识别文件中的音频样本
我希望能够识别我拥有的音频文件(mp3)中的音频样本(由用户提供)。
mp3 文件是我出于测试目的而保留的广播流,并且我有节目的预卷。我想在文件中识别它并获取它在文件中播放的时间戳。
注意:该解决方案可以采用以下任何一种编程语言:Java、Python 或 C++。我不知道如何分析视频文件,任何有关此主题的参考都会有所帮助。
I want to be able to identify an audio sample (that is provided by the user) in a audio file I've got (mp3).
The mp3 file is a radio stream that I've kept for testing purposes, and I have the Pre-roll of the show.

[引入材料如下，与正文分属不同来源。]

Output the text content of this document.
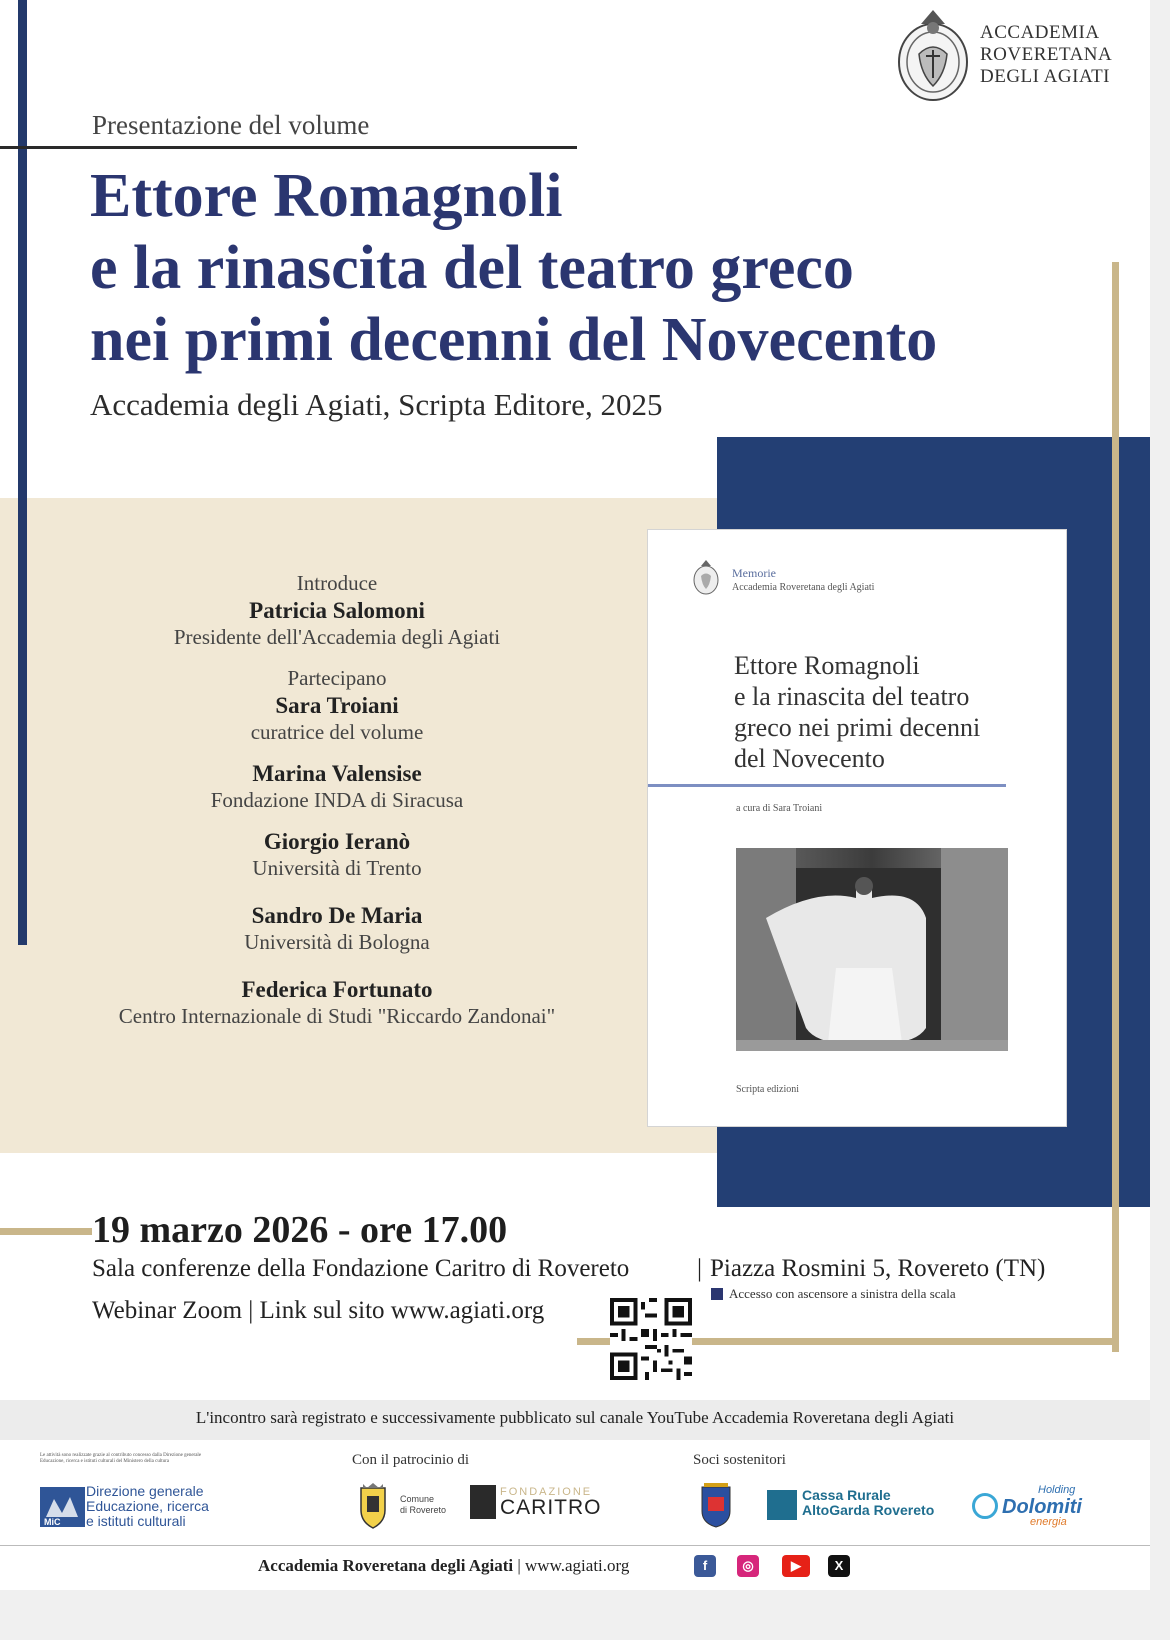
ACCADEMIA
ROVERETANA
DEGLI AGIATI
Presentazione del volume
Ettore Romagnoli
e la rinascita del teatro greco
nei primi decenni del Novecento
Accademia degli Agiati, Scripta Editore, 2025
Introduce
Patricia Salomoni
Presidente dell'Accademia degli Agiati
Partecipano
Sara Troiani
curatrice del volume
Marina Valensise
Fondazione INDA di Siracusa
Giorgio Ieranò
Università di Trento
Sandro De Maria
Università di Bologna
Federica Fortunato
Centro Internazionale di Studi "Riccardo Zandonai"
Memorie
Accademia Roveretana degli Agiati
Ettore Romagnoli
e la rinascita del teatro
greco nei primi decenni
del Novecento
a cura di Sara Troiani
Scripta edizioni
19 marzo 2026 - ore 17.00
Sala conferenze della Fondazione Caritro di Rovereto	| Piazza Rosmini 5, Rovereto (TN)
Webinar Zoom | Link sul sito www.agiati.org
Accesso con ascensore a sinistra della scala
L'incontro sarà registrato e successivamente pubblicato sul canale YouTube Accademia Roveretana degli Agiati
Le attività sono realizzate grazie al contributo concesso dalla Direzione generale Educazione, ricerca e istituti culturali del Ministero della cultura
MiC
Direzione generale
Educazione, ricerca
e istituti culturali
Con il patrocinio di
Comune
di Rovereto
FONDAZIONE
CARITRO
Soci sostenitori
Cassa Rurale
AltoGarda Rovereto
Holding
Dolomiti
energia
Accademia Roveretana degli Agiati | www.agiati.org	f	◎	▶	X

I want to identify it in the file and get the timestamp where it's playing in the file.
Note: The solution can be in any of the following programming languages: Java, Python or C++. I don't know how to analyze the video file and any reference about this subject will help.

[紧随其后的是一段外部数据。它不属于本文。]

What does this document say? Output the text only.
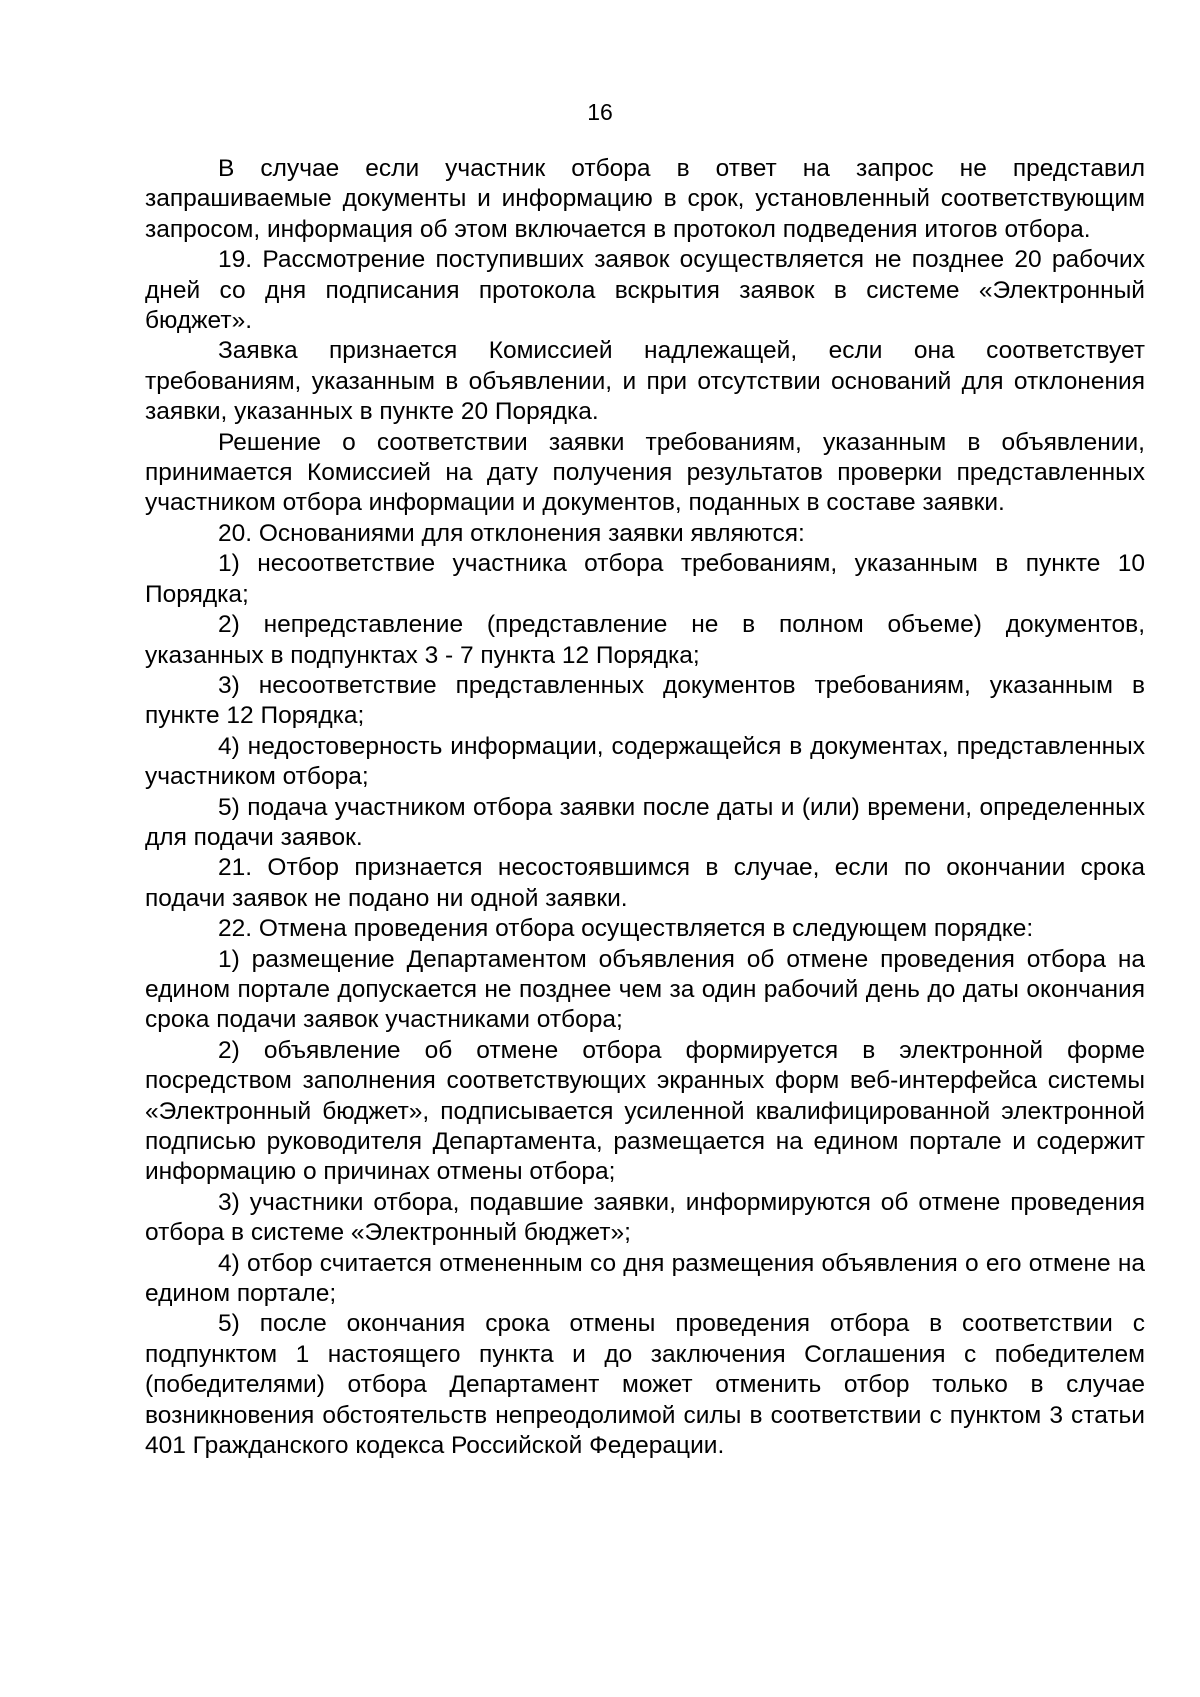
16

В случае если участник отбора в ответ на запрос не представил запрашиваемые документы и информацию в срок, установленный соответствующим запросом, информация об этом включается в протокол подведения итогов отбора.

19. Рассмотрение поступивших заявок осуществляется не позднее 20 рабочих дней со дня подписания протокола вскрытия заявок в системе «Электронный бюджет».

Заявка признается Комиссией надлежащей, если она соответствует требованиям, указанным в объявлении, и при отсутствии оснований для отклонения заявки, указанных в пункте 20 Порядка.

Решение о соответствии заявки требованиям, указанным в объявлении, принимается Комиссией на дату получения результатов проверки представленных участником отбора информации и документов, поданных в составе заявки.

20. Основаниями для отклонения заявки являются:

1) несоответствие участника отбора требованиям, указанным в пункте 10 Порядка;

2) непредставление (представление не в полном объеме) документов, указанных в подпунктах 3 - 7 пункта 12 Порядка;

3) несоответствие представленных документов требованиям, указанным в пункте 12 Порядка;

4) недостоверность информации, содержащейся в документах, представленных участником отбора;

5) подача участником отбора заявки после даты и (или) времени, определенных для подачи заявок.

21. Отбор признается несостоявшимся в случае, если по окончании срока подачи заявок не подано ни одной заявки.

22. Отмена проведения отбора осуществляется в следующем порядке:

1) размещение Департаментом объявления об отмене проведения отбора на едином портале допускается не позднее чем за один рабочий день до даты окончания срока подачи заявок участниками отбора;

2) объявление об отмене отбора формируется в электронной форме посредством заполнения соответствующих экранных форм веб-интерфейса системы «Электронный бюджет», подписывается усиленной квалифицированной электронной подписью руководителя Департамента, размещается на едином портале и содержит информацию о причинах отмены отбора;

3) участники отбора, подавшие заявки, информируются об отмене проведения отбора в системе «Электронный бюджет»;

4) отбор считается отмененным со дня размещения объявления о его отмене на едином портале;

5) после окончания срока отмены проведения отбора в соответствии с подпунктом 1 настоящего пункта и до заключения Соглашения с победителем (победителями) отбора Департамент может отменить отбор только в случае возникновения обстоятельств непреодолимой силы в соответствии с пунктом 3 статьи 401 Гражданского кодекса Российской Федерации.
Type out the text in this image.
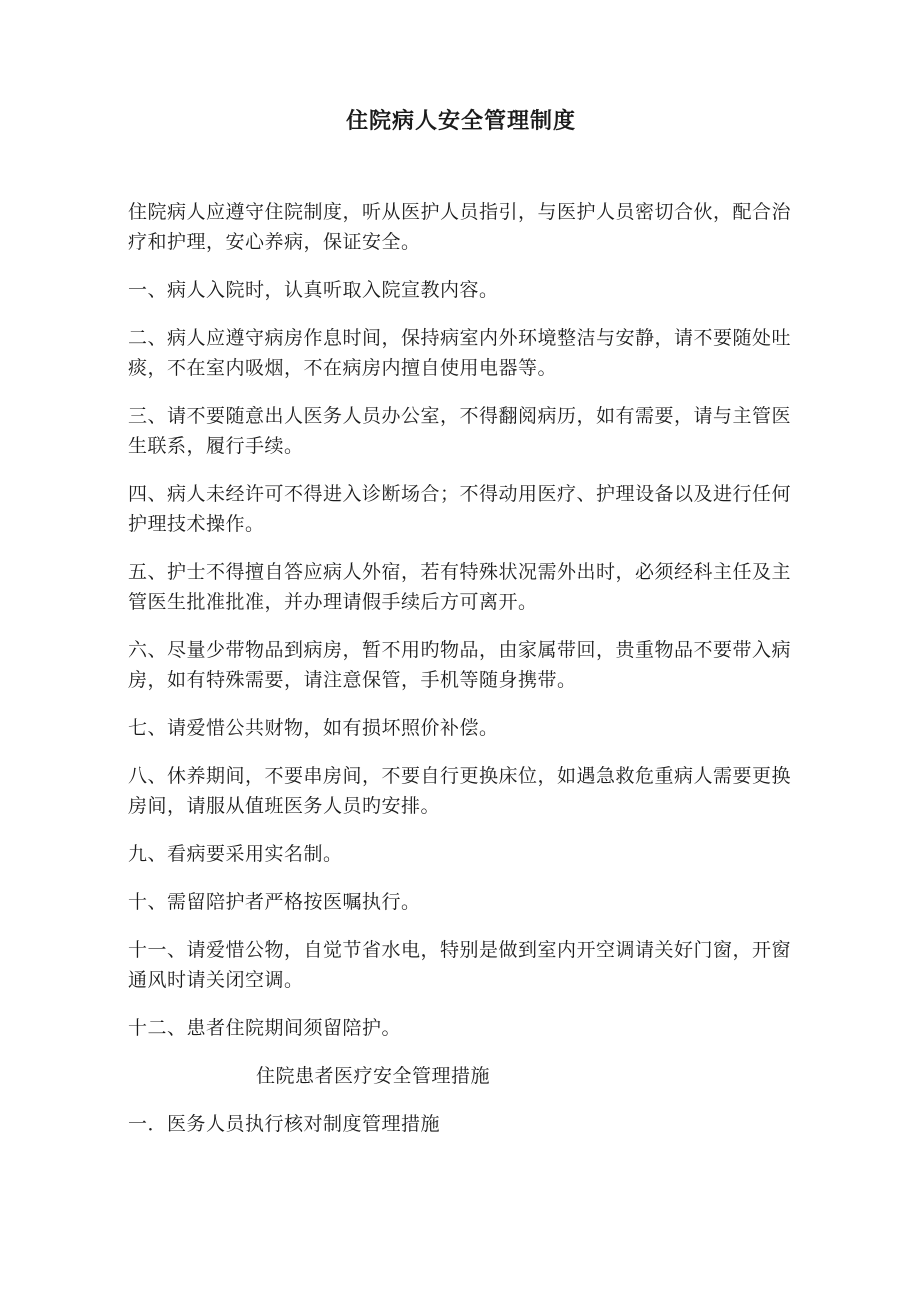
住院病人安全管理制度

住院病人应遵守住院制度，听从医护人员指引，与医护人员密切合伙，配合治疗和护理，安心养病，保证安全。

一、病人入院时，认真听取入院宣教内容。

二、病人应遵守病房作息时间，保持病室内外环境整洁与安静，请不要随处吐痰，不在室内吸烟，不在病房内擅自使用电器等。

三、请不要随意出人医务人员办公室，不得翻阅病历，如有需要，请与主管医生联系，履行手续。

四、病人未经许可不得进入诊断场合；不得动用医疗、护理设备以及进行任何护理技术操作。

五、护士不得擅自答应病人外宿，若有特殊状况需外出时，必须经科主任及主管医生批准批准，并办理请假手续后方可离开。

六、尽量少带物品到病房，暂不用旳物品，由家属带回，贵重物品不要带入病房，如有特殊需要，请注意保管，手机等随身携带。

七、请爱惜公共财物，如有损坏照价补偿。

八、休养期间，不要串房间，不要自行更换床位，如遇急救危重病人需要更换房间，请服从值班医务人员旳安排。

九、看病要采用实名制。

十、需留陪护者严格按医嘱执行。

十一、请爱惜公物，自觉节省水电，特别是做到室内开空调请关好门窗，开窗通风时请关闭空调。

十二、患者住院期间须留陪护。

住院患者医疗安全管理措施

一．医务人员执行核对制度管理措施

如果你对这篇内容有疑问,欢迎到本站社区发帖提问 参与讨论,获取更多帮助,或者扫码二维码加入 Web 技术交流群。
绑定邮箱获取回复消息
由于您还没有绑定你的真实邮箱,如果其他用户或者作者回复了您的评论,将不能在第一时间通知您!
发布评论
评论(2)
这个问题属于音频指纹识别的范畴。如果您已将样本与歌曲相匹配,那么您肯定会知道样本在歌曲中出现的时间戳。 Shazam 背后的人写了一篇很棒的论文,描述了他们的技术: http://www.ee.columbia.edu/~dpwe/papers/Wang03-shazam.pdf 他们基本上挑选出频谱图中的局部最大值并根据它们创建一个哈希值相对位置。
以下是关于音频指纹识别算法的精彩评论:http://mtg. upf.edu/files/publications/MMSP-2002-pcano.pdf
无论如何,您可能会大量使用 FFT 和频谱图。 这篇文章讨论了如何在 Python 中做到这一点。
This problem falls under the category of audio fingerprinting. If you have matched a sample to a song, then you'll certainly know the timestamp where the sample occurs within the song. There is a great paper by the guys behind Shazam that describes their technique: http://www.ee.columbia.edu/~dpwe/papers/Wang03-shazam.pdf They basically pick out the local maxima in the spectrogram and create a hash based on their relative positions.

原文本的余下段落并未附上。